Extract symptoms from the text. Note: currently we treat all tokens as symptoms need to add all the filters discussed in the paper later. So we added a column called "SYMPTOMS" which is simply tokenized form of "TEXT" after basic sanitization.

In [15]:
sgen = MySentences(df_dataset)
symptom_col = list()
for s in sgen:
  symptom_col.append(s)

# add the new column to the dataset.
df_dataset["SYMPTOMS"] = symptom_col

## Generate Word2Vec Embeddings

Word2Vec training using gensim.

In [16]:
# NOTE: commenting this part so that we dont run this by mistake.

# import gensim
# sgen = MySentences(df_dataset) # a memory-friendly iterator
# model = gensim.models.Word2Vec(sgen, min_count=5, workers=4, sample=1e-05)
# model.save("/content/drive/My Drive/DLH Final Project/mimic3/word2vec-4.model")

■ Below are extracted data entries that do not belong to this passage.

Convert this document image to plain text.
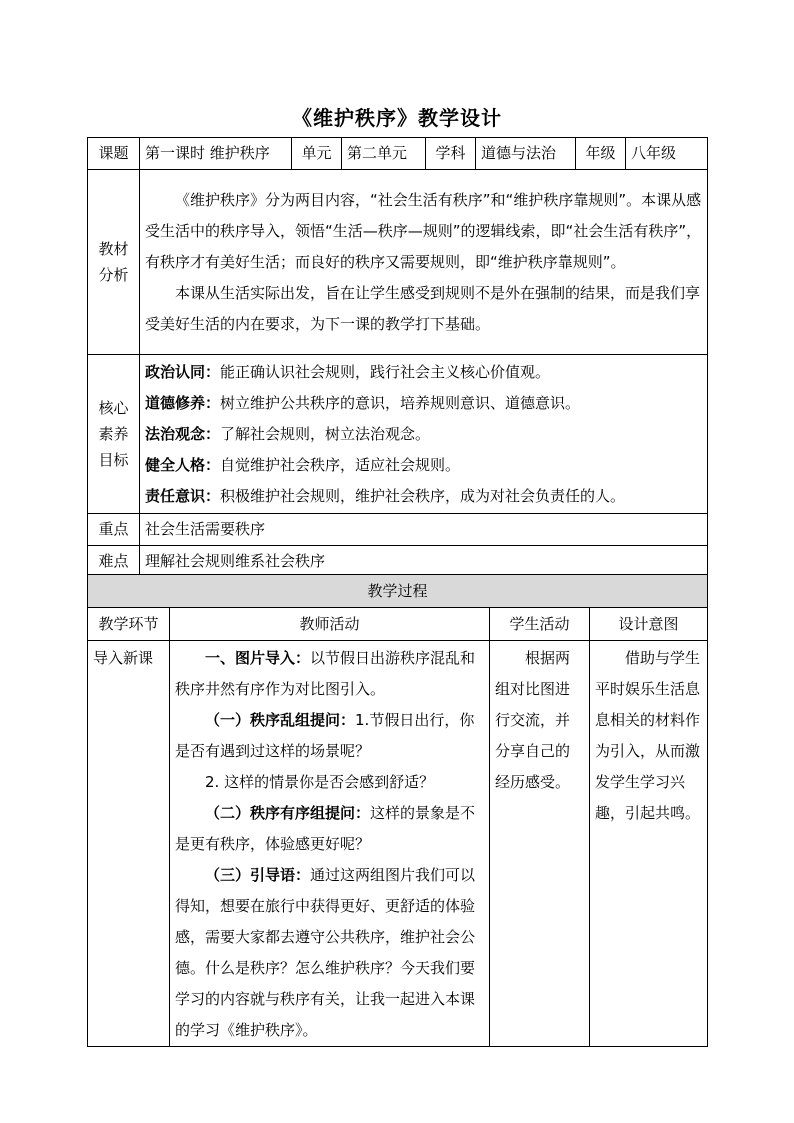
《维护秩序》教学设计
课题	第一课时 维护秩序	单元	第二单元	学科	道德与法治	年级	八年级

教材分析	《维护秩序》分为两目内容，“社会生活有秩序”和“维护秩序靠规则”。本课从感受生活中的秩序导入，领悟“生活—秩序—规则”的逻辑线索，即“社会生活有秩序”，有秩序才有美好生活；而良好的秩序又需要规则，即“维护秩序靠规则”。

本课从生活实际出发，旨在让学生感受到规则不是外在强制的结果，而是我们享受美好生活的内在要求，为下一课的教学打下基础。						

核心素养目标	政治认同：能正确认识社会规则，践行社会主义核心价值观。

道德修养：树立维护公共秩序的意识，培养规则意识、道德意识。

法治观念：了解社会规则，树立法治观念。

健全人格：自觉维护社会秩序，适应社会规则。

责任意识：积极维护社会规则，维护社会秩序，成为对社会负责任的人。						

重点	社会生活需要秩序						
难点	理解社会规则维系社会秩序						
教学过程			
教学环节	教师活动	学生活动	设计意图
导入新课	一、图片导入：以节假日出游秩序混乱和秩序井然有序作为对比图引入。

（一）秩序乱组提问：1.节假日出行，你是否有遇到过这样的场景呢？

2. 这样的情景你是否会感到舒适？

（二）秩序有序组提问：这样的景象是不是更有秩序，体验感更好呢？

（三）引导语：通过这两组图片我们可以得知，想要在旅行中获得更好、更舒适的体验感，需要大家都去遵守公共秩序，维护社会公德。什么是秩序？怎么维护秩序？今天我们要学习的内容就与秩序有关，让我一起进入本课的学习《维护秩序》。	根据两组对比图进行交流，并分享自己的经历感受。	借助与学生平时娱乐生活息息相关的材料作为引入，从而激发学生学习兴趣，引起共鸣。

## Construct dataset with Word2Vec embeddings

In [17]:
from gensim.models import Word2Vec
model = Word2Vec.load('/content/drive/My Drive/DLH Final Project/mimic3/word2vec-4.model')

In [18]:
X_word2vec = list()
for idx in range(len(df_dataset)):
  # ignore words in not vocabulary
  symptoms = df_dataset["SYMPTOMS"][idx]
  symptoms_emb = [model.wv[s] for s in symptoms if s in model.wv]
  X_word2vec.append(symptoms_emb)

# pad the dataset.
# X_word2vec = pad_dataset(X_word2vec)

In [19]:
# import pickle
# pfile = open("/content/drive/My Drive/DLH Final Project/X_word2vec", "ab")
# pickle.dump(X_word2vec, pfile)
# pfile.close()

# Construct data with TF-IDF encoding

In [20]:
import numpy as np
import itertools

vocab_size = len(model.wv)
tf = np.zeros((len(model.wv), len(top_icd_codes)))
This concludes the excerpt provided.